4.2. Intentional Attacks
These are specific manipulations meant to intentionally destroy or fake the watermark in order to prevent its extraction/detection. All of the attacks presented above can be used for this purpose.
-
Cryptographic attack: The main goal of this attack is to crack the security codes and algorithms used in watermarking methods in order to remove the inserted watermark information. In this case, the attacker tries to identify the embedded secret key using exhaustive search techniques. This type of attack possesses high computational costs and it is limited, and therefore it is employed less frequently.
-
Protocol attack: The idea behind this attack is to create document ownership ambiguity. Some protocol attacks are based on invertible operations, in which an attacker subtracts their watermark from the watermarked document and claims its ownership. Another type of protocol attack is the copy attack
[20]. In this case, the goal is to remove the watermark from one container and place it in another target document. In all cases, the attacker can claim for the ownership of both the original and watermarked image.

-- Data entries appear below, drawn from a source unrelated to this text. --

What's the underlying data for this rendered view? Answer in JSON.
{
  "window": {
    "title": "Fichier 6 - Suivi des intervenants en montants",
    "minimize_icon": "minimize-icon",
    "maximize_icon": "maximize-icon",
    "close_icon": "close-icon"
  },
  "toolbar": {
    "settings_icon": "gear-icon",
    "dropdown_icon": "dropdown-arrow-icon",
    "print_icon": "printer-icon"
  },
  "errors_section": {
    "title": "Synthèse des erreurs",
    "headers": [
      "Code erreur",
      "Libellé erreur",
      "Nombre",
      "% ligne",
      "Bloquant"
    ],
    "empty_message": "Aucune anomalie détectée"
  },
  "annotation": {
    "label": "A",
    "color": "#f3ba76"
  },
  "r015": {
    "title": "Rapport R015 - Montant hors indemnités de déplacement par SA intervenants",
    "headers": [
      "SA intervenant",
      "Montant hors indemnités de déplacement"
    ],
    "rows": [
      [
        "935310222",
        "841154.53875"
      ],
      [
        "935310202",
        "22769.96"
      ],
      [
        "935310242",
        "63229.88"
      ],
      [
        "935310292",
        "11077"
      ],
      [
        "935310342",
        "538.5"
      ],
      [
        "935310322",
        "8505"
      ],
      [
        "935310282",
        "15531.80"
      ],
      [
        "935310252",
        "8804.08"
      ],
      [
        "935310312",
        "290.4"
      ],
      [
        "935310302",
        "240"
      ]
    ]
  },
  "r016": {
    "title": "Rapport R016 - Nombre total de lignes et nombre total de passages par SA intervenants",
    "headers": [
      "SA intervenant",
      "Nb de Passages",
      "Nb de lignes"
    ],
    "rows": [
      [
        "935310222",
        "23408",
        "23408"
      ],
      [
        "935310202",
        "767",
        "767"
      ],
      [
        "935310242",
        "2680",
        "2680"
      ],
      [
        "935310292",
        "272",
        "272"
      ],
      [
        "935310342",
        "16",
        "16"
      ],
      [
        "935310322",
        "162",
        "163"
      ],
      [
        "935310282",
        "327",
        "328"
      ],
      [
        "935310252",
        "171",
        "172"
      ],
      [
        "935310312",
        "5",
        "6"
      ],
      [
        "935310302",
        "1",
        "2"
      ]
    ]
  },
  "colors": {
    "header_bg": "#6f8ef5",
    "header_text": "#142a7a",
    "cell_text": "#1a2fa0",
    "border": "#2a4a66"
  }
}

The second type of attacks is more dangerous. It primarily relates to system security. However, this type of attack is difficult to perceive and thus is omitted in most of the works reviewed. The attack of the first type is considered successful if the watermark is damaged. Accordingly, several counter-techniques have been developed by embedding in the most prominent features of the container. This goes against the concept of improving watermark imperceptibility. Thus, striking a balance between imperceptibility and robustness is a major challenge in creating a watermarking outline.